I am practicing pandas and I have an exercise with which I have a problem
I have an excel file that has a column where two types of urls are stored.
df = pd.DataFrame({'id': [],
'url': ['www.something/12312', 'www.something/12343', 'www.somethingelse/42312', 'www.somethingelse/62343']})
| id | url |
| -------- | -------------- |
| | 'www.something/12312' |
| | 'www.something/12343' |
| | 'www.somethingelse/42312' |
| | 'www.somethingelse/62343' |
I am supposed to transform this into ids, but only number should be part of the id, the new id column should look like this:
df = pd.DataFrame({'id': [id_12312 , id_12343, diffid_42312, diffid_62343], 'url': ['www.something/12312', 'www.something/12343', 'www.somethingelse/42312', 'www.somethingelse/62343']})
| id | url |
| -------- | -------------- |
| id_12312 | 'www.something/12312' |
| id_12343 | 'www.something/12343' |
| diffid_42312 | 'www.somethingelse/42312' |
| diffid_62343 | 'www.somethingelse/62343' |
My problem is how to get only numbers and replace them if that kind of id?
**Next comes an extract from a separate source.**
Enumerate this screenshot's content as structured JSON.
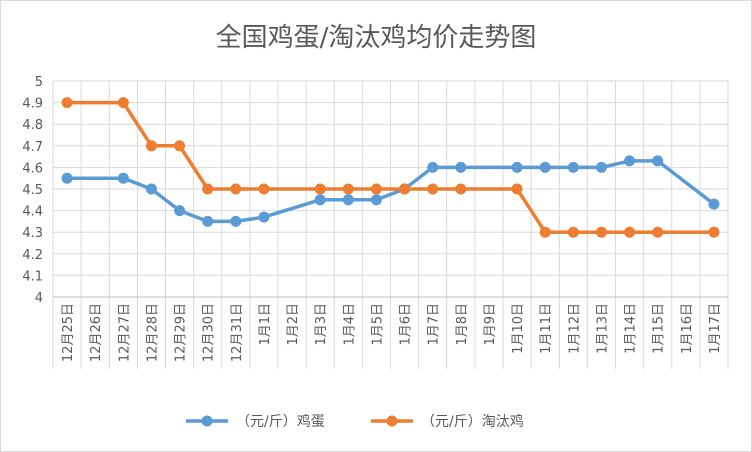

I have tried the replace and extract function in pandas
id_replaced = df.replace(regex={re.search('something', df['url']): 'id_' + str(re.search(r'\d+', i).group()), re.search('somethingelse', df['url']): 'diffid_' + str(re.search(r'\d+', i).group())})
df['id'] = df['url'].str.extract(re.search(r'\d+', df['url']).group())
However, they are throwing an error TypeError: expected string or bytes-like object.
Sorry for the tables in codeblock. The page was screaming that I have code that is not properly formatted when it was not in a codeblock.